In thinking about innovation and ways to accelerate it, three interrelated challenges merit consideration:

  1. The Burden of Knowledge: The expertise necessary to make original contributions in a field is likely to grow the further we advance technologically, which suggests researchers will require more education and larger teams to innovate.
  2. Discovering Useful Combinations: Innovation often requires combining different inputs, data, and ideas, but it is difficult to discover what combinations are useful, especially as the amount of information available continues to grow.
  3. Risk and Uncertainty: The greater the risk and uncertainty around an R&D project, the more costly it becomes to finance.

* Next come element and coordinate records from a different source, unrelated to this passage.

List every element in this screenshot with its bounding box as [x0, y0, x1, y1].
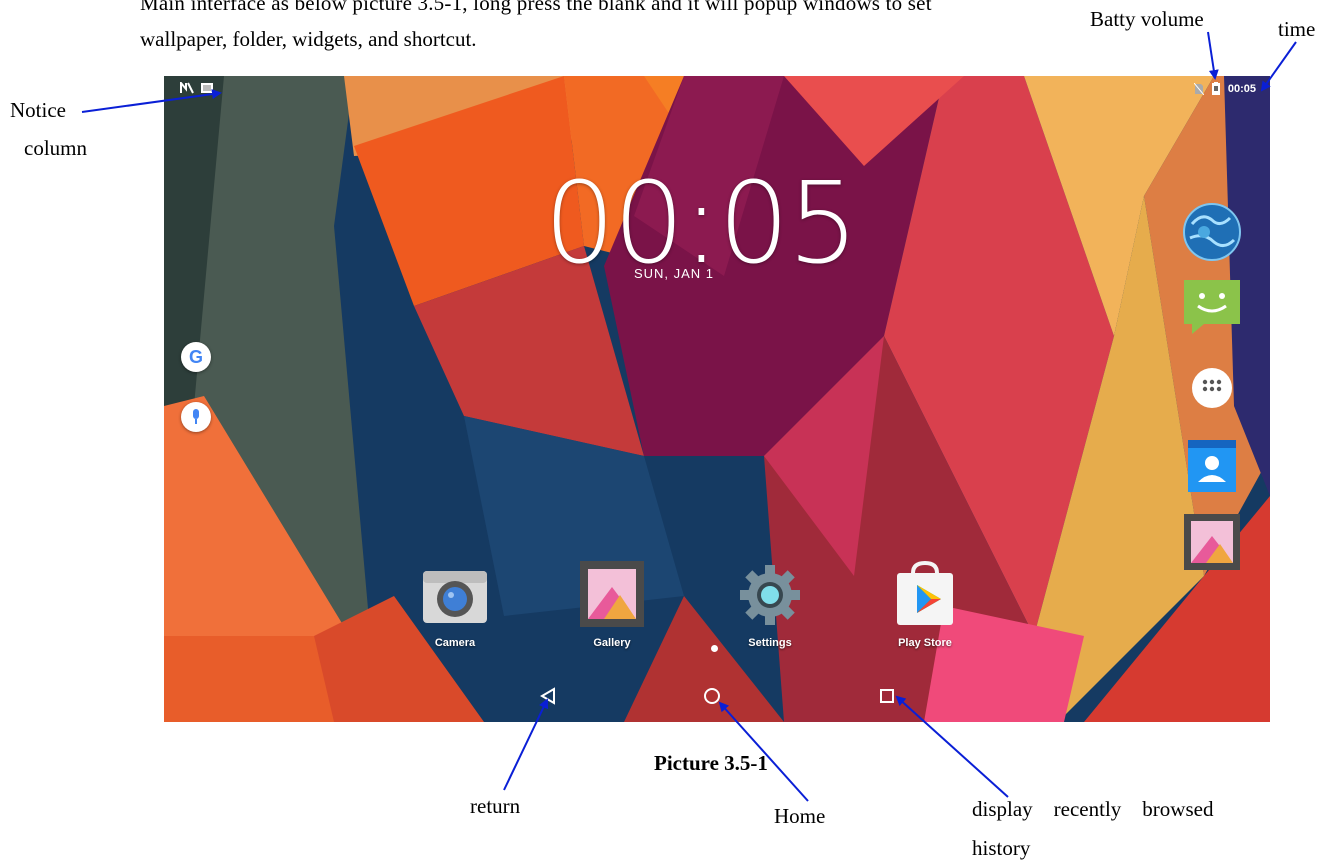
home-label: Home: [774, 804, 826, 828]
battery-icon: [1211, 82, 1220, 95]
notice-label-line2: column: [24, 136, 87, 160]
gallery-shortcut[interactable]: [1182, 512, 1242, 572]
dock-app-label: Settings: [748, 637, 792, 649]
camera-icon: [423, 571, 487, 623]
picture-caption: Picture 3.5-1: [654, 751, 768, 775]
time-label: time: [1278, 17, 1316, 41]
google-g-icon: G: [188, 346, 203, 367]
voice-search-button[interactable]: [181, 402, 211, 432]
back-button[interactable]: [528, 676, 568, 716]
back-triangle-icon: [540, 687, 555, 705]
dock-app-play-store[interactable]: Play Store: [875, 559, 975, 649]
status-time: 00:05: [1227, 82, 1256, 95]
recents-square-icon: [880, 689, 894, 703]
recent-label-line1: display recently browsed: [972, 797, 1214, 821]
batty-volume-label: Batty volume: [1090, 7, 1204, 31]
gallery-icon: [1184, 514, 1240, 570]
messaging-icon: [1184, 280, 1240, 334]
home-button[interactable]: [692, 676, 732, 716]
messaging-app[interactable]: [1182, 278, 1242, 338]
contacts-app[interactable]: [1182, 436, 1242, 496]
dock-app-label: Gallery: [593, 637, 631, 649]
dock-app-settings[interactable]: Settings: [720, 559, 820, 649]
notification-image-icon: [201, 83, 213, 93]
notification-n-icon: [180, 82, 194, 94]
recent-label-line2: history: [972, 836, 1031, 860]
dock-app-gallery[interactable]: Gallery: [562, 559, 662, 649]
browser-app[interactable]: [1182, 202, 1242, 262]
notification-area[interactable]: [180, 82, 214, 94]
home-circle-icon: [704, 688, 720, 704]
dock-app-label: Camera: [434, 637, 476, 649]
intro-line-2: wallpaper, folder, widgets, and shortcut…: [140, 27, 477, 51]
status-bar-right: 00:05: [1193, 82, 1256, 95]
notice-label-line1: Notice: [10, 98, 66, 122]
page-indicator-dot: [711, 645, 718, 652]
return-label: return: [470, 794, 521, 818]
dock-app-label: Play Store: [898, 637, 952, 649]
microphone-icon: [193, 409, 199, 424]
no-sim-icon: [1193, 82, 1204, 95]
browser-globe-icon: [1183, 203, 1241, 261]
app-drawer-button[interactable]: [1182, 358, 1242, 418]
app-drawer-icon: [1192, 368, 1232, 408]
play-store-icon: [897, 560, 953, 625]
settings-gear-icon: [740, 565, 800, 625]
contacts-icon: [1188, 440, 1236, 492]
clock-widget-date: SUN, JAN 1: [633, 266, 715, 281]
tablet-home-screen[interactable]: 00:05 00:05 SUN, JAN 1 G Camera Gallery …: [164, 76, 1270, 722]
arrow-battery: [1207, 31, 1219, 80]
google-search-button[interactable]: G: [181, 342, 211, 372]
recents-button[interactable]: [867, 676, 907, 716]
gallery-icon: [580, 561, 644, 627]
intro-line-1: Main interface as below picture 3.5-1, l…: [140, 0, 932, 15]
dock-app-camera[interactable]: Camera: [405, 559, 505, 649]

These challenges are all currently present and will persist for the foreseeable future. However, AI provides a tool to help mitigate them:

  1. AI can help reduce the burden of knowledge by making knowledge more accessible. For example, many researchers have been using AI as a tool to more quickly gather and synthesize a large number of research papers, which can greatly speed up the literature review process.
  2. AI can help more quickly and efficiently find combinations that spur innovation. Some of the most pressing challenges today, including climate change, require multi-disciplinary approaches to innovation. The Advanced Research Projects Agency – Energy (ARPA-E) has recently invested in the development of AI tools which combine wider ranges of innovative concepts together which are capable of designing better photovoltaics, turbine blades, and power electronics to enable the decarbonization of the U.S. economy.
  3. AI can help more accurately calculate the risk of an R&D project, which can reduce financing cost and allow companies to more efficiently allocate resources. For instance, AI is being used by pharmaceutical companies to predict the likelihood of success for a drug development program. If successful, these efforts can reduce the cost of developing drugs, while improving patient outcomes.

AI Limitations

AI offers many benefits toward boosting innovation, but it can be overhyped, potentially leading to counterproductive disillusionment. Therefore, it is important to provide a realistic assessment of its potential and highlight some of its limitations:

  1. AI can be bound by data limitations. A lack of good data can limit the effectiveness of AI and prevent it from reaching its full potential. For instance, an AI trying to discover medical treatments personalized to specific patients would be less effective if it has less data about different patients to train itself with.
  2. AI can be bound by the availability of computing power. Similar to data limitations, AI can be constrained by how much computing power it has to process data.
  3. The burden of knowledge can only be shrunk so much by AI. AI can help reduce the burden of knowledge for researchers, but there are limits to how much this can shrink. By analogy, internet search engines have made browsing for academic articles easier because people don’t have to go to a library and find articles manually, but one still needs to have a general sense of what they are looking for and how to weed through search results.
  4. There are limits to the types of combinations and innovations that AI is good at finding. This could result in a spurt of AI-based innovation at first, but a dramatic slowdown after the “low hanging fruit” are picked.
  5. AI cannot do everything in the creativity process. For instance, AI is currently not good at making causal inferences, so domain expertise will continue to be important in dealing with issues of causality. AI will be a tool to enable domain experts to work more efficiently, but experts still need to be experts.

Adapting Public Policy

Policymakers can help optimize the use of AI for driving innovation, but they need to ask the right questions. Several questions include:

  1. How can the government better incorporate AI into its R&D roadmaps?
  2. What can the government do to make datasets more accessible to university and public-sector researchers, while maintaining proper safeguards for sensitive information?
  3. Can public policy play a role in fostering the effective use of AI in R&D at the private sector and universities?
  4. How can we increase public and industry awareness about the potential (and limitations) of AI to boost the rate of innovation in the United States?